Porter’s “When Love Was King” plays on the archetypal. It draws us into a frank encounter, too often denied, with our longings: for public virtue, civic beauty, richer life. It’s the place where the personal meets the political and it is, we know, a kind of dreamscape. The history of modern political ideologies teaches us that such dreamscapes can have a perilous relationship to the waking world of actual politics. But what are we when such dreams vanish altogether?
Wendell Berry has spent his life preoccupied with this very question. Like Porter, he knows that any fruitful response to our dream-defying times must come in many registers and keys. To our enormous gain, Berry, with his prodigious voice, has offered just such a multiform response.
After more than sixty years of writing, Berry is best known for his polemics: his prolific work as an essayist and speaker addressing vital questions at the intersection of ecology, morality, and politics. In this vein, Berry’s writings tend toward the contentious and hit like a minority report—and sometimes they report not on his dreams so much as his nightmares. “If we continue to be economically dependent on destroying parts of the Earth,” he succinctly warned in 2004, “then eventually we will destroy it all.” The title of that essay itself sums up his instinctive political response to the times: “Compromise, Hell!”
Berry’s dreams do emerge in his essays, and of course they inform them. His poems, appearing in dozens of publications across these decades, make his hope more vivid, more musical. But to see Berry’s dreaming vision of our world fully laid out, one must go to his fiction. In the early 1960s he began to publish an entwined series of stories centered on the fictional town of Port William in northern Kentucky, a town “without pretense or ambition,” as one of his narrators recalls, “for it was the sort of place that pretentious or ambitious people were inclined to leave.” To date Berry has produced eight novels and more than fifty short stories (along with some poems and at least one play) about this place, magical in its lowliness and mythical in its ordinariness—a fantasia of democratic, republican proportions. If it’s a profoundly flawed world, it is yet, in Berry’s telling, a good one. And therein lies his hope.
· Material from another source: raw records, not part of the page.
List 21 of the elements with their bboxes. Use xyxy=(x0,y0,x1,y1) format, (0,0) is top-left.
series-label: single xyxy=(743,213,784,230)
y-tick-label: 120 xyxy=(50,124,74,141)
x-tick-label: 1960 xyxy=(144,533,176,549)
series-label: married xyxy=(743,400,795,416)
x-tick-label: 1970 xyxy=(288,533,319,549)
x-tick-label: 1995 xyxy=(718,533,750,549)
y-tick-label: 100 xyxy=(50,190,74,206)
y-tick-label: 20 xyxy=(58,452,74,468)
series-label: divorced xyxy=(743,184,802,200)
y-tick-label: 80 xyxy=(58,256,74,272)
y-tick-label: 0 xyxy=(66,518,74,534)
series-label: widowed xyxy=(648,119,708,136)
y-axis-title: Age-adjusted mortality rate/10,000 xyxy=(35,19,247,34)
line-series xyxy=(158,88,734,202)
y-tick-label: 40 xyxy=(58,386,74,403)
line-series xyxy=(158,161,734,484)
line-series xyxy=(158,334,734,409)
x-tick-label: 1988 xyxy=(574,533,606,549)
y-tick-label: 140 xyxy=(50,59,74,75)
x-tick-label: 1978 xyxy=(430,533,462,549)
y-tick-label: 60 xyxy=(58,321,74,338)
In one of these tales, the narrator tells us that “Uncle Peach,” buoyantly recounting a nonexistent episode in his past, “was just storying.” The pleasure Berry himself takes in “just storying” couldn’t be more evident; his narratives pulse with a range of voices, affinities, and ideals that he weaves together with palpable joy—a surprise, perhaps, to those who know Berry only from his essays.
But Berry’s joy in storytelling is rooted in more than love of his craft—it’s also an expression of his cosmology. He anchors his stories in a universe in which love indeed rules, and his purpose and challenge as a storyteller is to do justice to this reigning love. “Just storying” indeed.